- Corymbia
- Coordinates: 27°05′41″S 152°52′00″E﻿ / ﻿27.0947°S 152.8667°E
- Established: 2023
- Postcode(s): 4513
- Elevation: 30–60 m (98–197 ft)
- Area: 1.9 km^{2} (0.7 sq mi)
- Time zone: AEST (UTC+10:00)
- Location: 10.2 km (6 mi) W of Caboolture ; 61.7 km (38 mi) N of Brisbane CBD ;
- LGA(s): City of Moreton Bay
- State electorate(s): Glass House
- Federal division(s): Longman
Suburbs around Corymbia:
| Rocksberg | Wamuran | Waraba |
| Rocksberg | Corymbia | Wagtail Grove |
| Rocksberg | Greenstone | Wagtail Grove |

= Corymbia, Queensland =

Corymbia (pronounced co-rym-bi-a) is a rural locality in the City of Moreton Bay, Queensland, Australia.

== History ==
In April 2023, the Queensland Government decided to reflect the growing population of the region by creating five new localities named Corymbia, Greenstone, Lilywood, Wagtail Grove, and Waraba by excising parts of the existing localities of Bellmere, Rocksberg, Upper Caboolture, and Wamuran. Corymbia was created from land formerly within Bellmere and Rocksberg.

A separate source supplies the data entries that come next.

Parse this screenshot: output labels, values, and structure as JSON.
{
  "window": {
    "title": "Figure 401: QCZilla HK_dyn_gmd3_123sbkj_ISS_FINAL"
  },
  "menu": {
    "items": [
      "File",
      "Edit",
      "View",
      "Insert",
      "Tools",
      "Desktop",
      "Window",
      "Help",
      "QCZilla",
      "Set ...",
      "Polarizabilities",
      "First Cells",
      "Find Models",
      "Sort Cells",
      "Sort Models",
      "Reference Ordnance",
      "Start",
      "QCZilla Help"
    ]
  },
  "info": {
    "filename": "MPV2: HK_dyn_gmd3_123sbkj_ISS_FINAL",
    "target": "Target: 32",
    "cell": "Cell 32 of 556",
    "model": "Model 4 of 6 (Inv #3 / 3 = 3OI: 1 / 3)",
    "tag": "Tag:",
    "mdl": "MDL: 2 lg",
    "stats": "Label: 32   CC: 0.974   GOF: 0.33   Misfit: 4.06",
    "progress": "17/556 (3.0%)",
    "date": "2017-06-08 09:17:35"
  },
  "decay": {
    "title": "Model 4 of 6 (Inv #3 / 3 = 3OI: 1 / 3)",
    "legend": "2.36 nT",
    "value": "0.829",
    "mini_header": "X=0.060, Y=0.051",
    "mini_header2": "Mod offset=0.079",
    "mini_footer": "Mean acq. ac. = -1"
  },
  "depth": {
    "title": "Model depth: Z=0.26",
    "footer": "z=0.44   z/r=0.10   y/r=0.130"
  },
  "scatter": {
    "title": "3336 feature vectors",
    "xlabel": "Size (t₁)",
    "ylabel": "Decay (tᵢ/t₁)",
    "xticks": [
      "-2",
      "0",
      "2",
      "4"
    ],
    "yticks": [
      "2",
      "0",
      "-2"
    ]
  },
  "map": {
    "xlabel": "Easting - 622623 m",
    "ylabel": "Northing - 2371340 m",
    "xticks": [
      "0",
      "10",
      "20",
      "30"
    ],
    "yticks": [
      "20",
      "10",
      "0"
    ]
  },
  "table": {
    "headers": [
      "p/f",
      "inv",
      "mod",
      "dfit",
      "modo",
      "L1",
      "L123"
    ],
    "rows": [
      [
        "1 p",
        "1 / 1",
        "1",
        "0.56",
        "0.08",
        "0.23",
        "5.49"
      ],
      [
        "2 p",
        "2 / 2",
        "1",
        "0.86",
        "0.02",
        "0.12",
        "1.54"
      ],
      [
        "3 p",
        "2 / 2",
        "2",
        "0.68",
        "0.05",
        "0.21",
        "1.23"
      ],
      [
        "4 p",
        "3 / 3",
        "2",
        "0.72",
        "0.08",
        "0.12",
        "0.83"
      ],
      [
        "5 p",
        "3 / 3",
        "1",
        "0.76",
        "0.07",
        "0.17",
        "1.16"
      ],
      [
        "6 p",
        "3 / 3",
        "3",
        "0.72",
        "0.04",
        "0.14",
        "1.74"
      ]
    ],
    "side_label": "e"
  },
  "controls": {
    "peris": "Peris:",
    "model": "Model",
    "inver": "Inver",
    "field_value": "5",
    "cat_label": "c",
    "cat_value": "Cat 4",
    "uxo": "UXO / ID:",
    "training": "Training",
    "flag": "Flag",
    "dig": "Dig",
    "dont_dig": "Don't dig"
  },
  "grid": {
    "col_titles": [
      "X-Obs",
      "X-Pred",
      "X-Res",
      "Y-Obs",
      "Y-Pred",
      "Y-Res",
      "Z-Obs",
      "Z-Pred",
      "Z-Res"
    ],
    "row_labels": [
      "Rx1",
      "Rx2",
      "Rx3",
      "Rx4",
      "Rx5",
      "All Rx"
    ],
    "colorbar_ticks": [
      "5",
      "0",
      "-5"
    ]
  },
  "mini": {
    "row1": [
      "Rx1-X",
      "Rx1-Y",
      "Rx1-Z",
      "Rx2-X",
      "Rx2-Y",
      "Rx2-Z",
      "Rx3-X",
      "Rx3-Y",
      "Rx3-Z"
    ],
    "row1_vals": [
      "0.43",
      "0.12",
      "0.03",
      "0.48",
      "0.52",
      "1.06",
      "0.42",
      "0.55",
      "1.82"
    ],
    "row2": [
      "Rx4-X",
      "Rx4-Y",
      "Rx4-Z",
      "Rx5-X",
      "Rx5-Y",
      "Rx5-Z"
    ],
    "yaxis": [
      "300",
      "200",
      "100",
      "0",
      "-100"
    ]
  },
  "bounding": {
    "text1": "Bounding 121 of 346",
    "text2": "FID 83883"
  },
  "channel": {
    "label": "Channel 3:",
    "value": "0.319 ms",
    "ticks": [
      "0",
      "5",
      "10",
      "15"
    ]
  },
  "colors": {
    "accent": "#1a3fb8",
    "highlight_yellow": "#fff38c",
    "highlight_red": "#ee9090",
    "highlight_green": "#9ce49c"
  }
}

The locality is named after the tree genus Corymbia; several of the species grow in the Caboolture area.

== Education ==
There are no schools in Corymbia. The nearest government primary school is Bellmere State School in Bellmere to the east. The nearest government secondary school is Tullawong State High School in Caboolture to the north-east.